Turning 12 isn’t a big deal but for some reason it was the birthday Fresh decided to go with. Almost a teen, Eddie tells his parents that he doesn’t want party. When they go to surprise him at the mall they see he actually planned himself one with his friends – and Mitch. Louis’ reaction to Mitch was award winning. It’s when they confronted him that the story really started to unfold. Eddie confesses that he doesn’t feel like he can’t be himself when he’s at home. One, because his parents already have a vision of who he is and two, because of all the rules that restrict him.
While Eddie was admitting to this, Evan and Emery were dealing with the same thing on their end. Only, they were tired of being overlooked for being good. This is where I could relate. Being the book smart kid between two boys who didn’t like school, my mom’s attention was always focused on them and I kind of fell by the wayside. I got used to it and my good grades started to just become expected; so there was never anything to celebrate, but when my brothers did something – cue the ticker tape parade.

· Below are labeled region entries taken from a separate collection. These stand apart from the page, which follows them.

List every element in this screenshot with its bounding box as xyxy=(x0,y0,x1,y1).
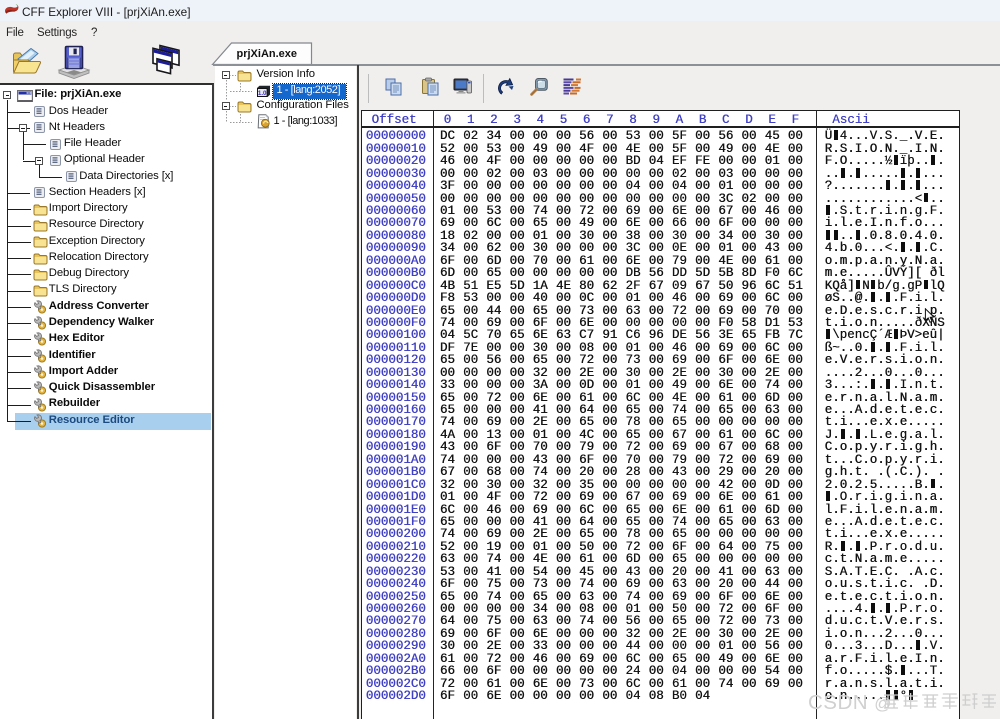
svg-text:1.0: 1.0 xyxy=(257,89,266,96)
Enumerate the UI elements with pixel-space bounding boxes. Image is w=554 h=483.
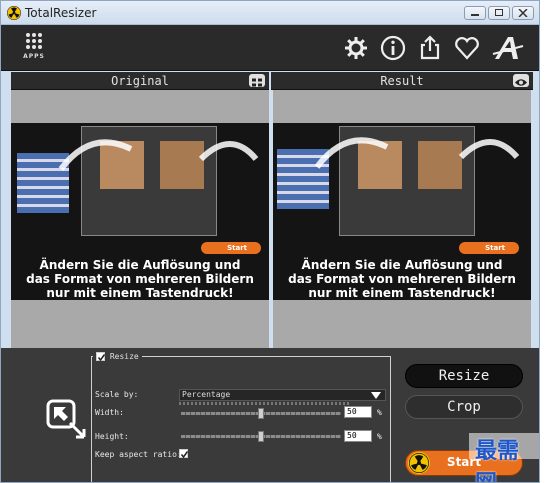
share-icon[interactable] [416,34,444,62]
promo-image-result: Start Ändern Sie die Auflösung und das F… [273,123,531,300]
width-slider-thumb[interactable] [258,408,264,419]
scale-divider [179,402,349,405]
width-slider[interactable] [181,408,341,419]
promo-line-2: das Format von mehreren Bildern [26,272,254,286]
font-a-logo-icon[interactable] [492,34,524,62]
close-button[interactable] [512,6,534,20]
scale-by-value: Percentage [182,390,231,399]
scale-by-select[interactable]: Percentage [179,389,386,401]
site-watermark: 最需网 [475,439,520,482]
crop-button[interactable]: Crop [405,395,523,419]
heart-icon[interactable] [453,34,481,62]
promo-start-badge: Start [201,242,261,254]
app-window: TotalResizer APPS Original Result Start … [0,0,540,483]
window-title: TotalResizer [25,6,97,20]
original-image-preview: Start Ändern Sie die Auflösung und das F… [11,90,269,348]
keep-aspect-label: Keep aspect ratio: [95,450,182,459]
resize-group-legend: Resize [93,352,142,362]
info-icon[interactable] [379,34,407,62]
arrow-swoosh-result-icon [314,137,520,169]
width-unit: % [377,408,382,417]
gear-icon[interactable] [342,34,370,62]
scale-by-label: Scale by: [95,390,139,399]
radiation-app-icon [7,6,21,20]
promo-line-1-result: Ändern Sie die Auflösung und [301,258,503,272]
original-pane-header: Original [11,72,269,90]
promo-line-1: Ändern Sie die Auflösung und [39,258,241,272]
main-toolbar: APPS [1,25,539,71]
result-pane-title: Result [380,74,424,88]
result-image-preview: Start Ändern Sie die Auflösung und das F… [273,90,531,348]
height-slider[interactable] [181,431,341,442]
apps-grid-icon [26,33,42,49]
promo-line-3-result: nur mit einem Tastendruck! [308,286,496,300]
drag-resize-icon [46,399,86,439]
keep-aspect-checkbox[interactable] [179,449,189,459]
eye-preview-icon[interactable] [513,74,529,87]
resize-group-title: Resize [109,352,139,361]
height-input[interactable]: 50 [344,430,372,442]
resize-button[interactable]: Resize [405,364,523,388]
compare-toggle-icon[interactable] [249,74,265,87]
height-slider-thumb[interactable] [258,431,264,442]
resize-group-box [91,356,391,482]
promo-line-2-result: das Format von mehreren Bildern [288,272,516,286]
arrow-swoosh-icon [58,139,259,171]
apps-label: APPS [23,53,45,60]
chevron-down-icon [371,392,381,399]
maximize-button[interactable] [488,6,510,20]
apps-button[interactable]: APPS [19,31,49,65]
width-label: Width: [95,408,124,417]
promo-image: Start Ändern Sie die Auflösung und das F… [11,123,269,300]
minimize-button[interactable] [464,6,486,20]
height-label: Height: [95,432,129,441]
result-pane-header: Result [271,72,533,90]
promo-start-badge-result: Start [459,242,519,254]
height-unit: % [377,432,382,441]
width-input[interactable]: 50 [344,406,372,418]
resize-enable-checkbox[interactable] [96,352,106,362]
original-pane-title: Original [111,74,169,88]
title-bar: TotalResizer [1,1,539,25]
promo-line-3: nur mit einem Tastendruck! [46,286,234,300]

On top of all of this, Eddie learned that rules and structure are what he needs after a few hours at Dave’s chaotic house. It goes along with my way of thinking – no one would survive with another family. Once we’re set in our ways, it’s hard as hell to adjust. Do I wish that I would’ve gotten more attention for doing well in school? Yeah, but would I have wanted to grow up with any of my friends’ parents? Oh no…Our parents may have ideas of who we are and we may have to wear certain masks around them, but that’s all apart of growing up and in the end it shapes who we are as we get older.